I've reproduced it on the "STABLE" branch. Here is the experiment: In a 3 nodes cluster, only 2 nodes have the GFS filesystem mounted. Both nodes are running I/Os (these are performance tests run with bonnie++; i think any kind of intensive I/O should do). At the same time, i issue: - "echo b > /proc/sysrq-trigger" on the 1st node - "df" on the 2nd node On 1 of the 2 remaining nodes, the fence request appears. At this time, i kill the bonnie++ on the second node. "df" continues to run undefinitely... till a reply the fence request. I've performed the same test with no I/Os : "df" exits immediately.

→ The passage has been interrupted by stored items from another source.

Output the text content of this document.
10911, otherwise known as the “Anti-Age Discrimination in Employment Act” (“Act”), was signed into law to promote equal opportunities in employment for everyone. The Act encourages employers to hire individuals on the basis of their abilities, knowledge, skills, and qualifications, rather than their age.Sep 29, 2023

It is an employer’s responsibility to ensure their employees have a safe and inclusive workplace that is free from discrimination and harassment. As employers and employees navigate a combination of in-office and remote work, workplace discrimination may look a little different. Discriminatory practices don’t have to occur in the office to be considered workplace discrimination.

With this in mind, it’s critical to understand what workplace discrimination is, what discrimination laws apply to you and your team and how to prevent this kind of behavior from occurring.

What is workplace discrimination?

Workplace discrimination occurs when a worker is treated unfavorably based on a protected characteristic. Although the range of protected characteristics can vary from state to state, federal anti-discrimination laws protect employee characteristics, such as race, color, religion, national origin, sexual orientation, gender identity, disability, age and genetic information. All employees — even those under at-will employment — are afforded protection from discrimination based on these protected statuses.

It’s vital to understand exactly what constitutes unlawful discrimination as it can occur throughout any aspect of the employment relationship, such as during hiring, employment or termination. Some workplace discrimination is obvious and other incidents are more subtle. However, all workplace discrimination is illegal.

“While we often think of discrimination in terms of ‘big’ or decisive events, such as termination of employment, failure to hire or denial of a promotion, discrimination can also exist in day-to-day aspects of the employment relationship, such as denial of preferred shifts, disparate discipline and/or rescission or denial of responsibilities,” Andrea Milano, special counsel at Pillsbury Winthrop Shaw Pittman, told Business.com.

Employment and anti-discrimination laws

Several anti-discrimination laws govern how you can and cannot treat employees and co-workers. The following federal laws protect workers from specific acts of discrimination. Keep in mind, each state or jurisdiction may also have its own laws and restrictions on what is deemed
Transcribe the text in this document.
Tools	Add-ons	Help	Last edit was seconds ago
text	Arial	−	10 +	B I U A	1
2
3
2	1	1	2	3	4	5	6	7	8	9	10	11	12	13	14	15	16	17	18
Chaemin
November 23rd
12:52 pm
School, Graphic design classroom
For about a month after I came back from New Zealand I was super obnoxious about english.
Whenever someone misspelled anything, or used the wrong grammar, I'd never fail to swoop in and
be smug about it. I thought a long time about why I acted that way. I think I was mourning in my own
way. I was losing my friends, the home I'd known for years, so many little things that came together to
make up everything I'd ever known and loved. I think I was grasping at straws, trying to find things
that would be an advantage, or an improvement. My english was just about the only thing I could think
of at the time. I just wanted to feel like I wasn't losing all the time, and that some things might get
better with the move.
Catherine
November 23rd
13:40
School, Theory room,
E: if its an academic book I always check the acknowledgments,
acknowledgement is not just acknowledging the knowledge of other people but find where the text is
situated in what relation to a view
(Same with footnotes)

When a node is fenced, all activity on the filesystem is blocked until fencing succeeds. This should only be apparent when using fence_manual since it requires a user to manually ack the fence operation. Running "df" while a fence operation is waiting to be ack'd will cause it to block. However, if "df" can get its information from cache, it will complete successfully even with a pending fence operation. I believe that the real issue being reported here is not that "df" will block while waiting for a fence operation to be ack'd (that is expected), but rather that the "df" process spins, consuming ~99% of the cpu. I've tried to recreate this recently and have been unable to do so. Closing this for the time being.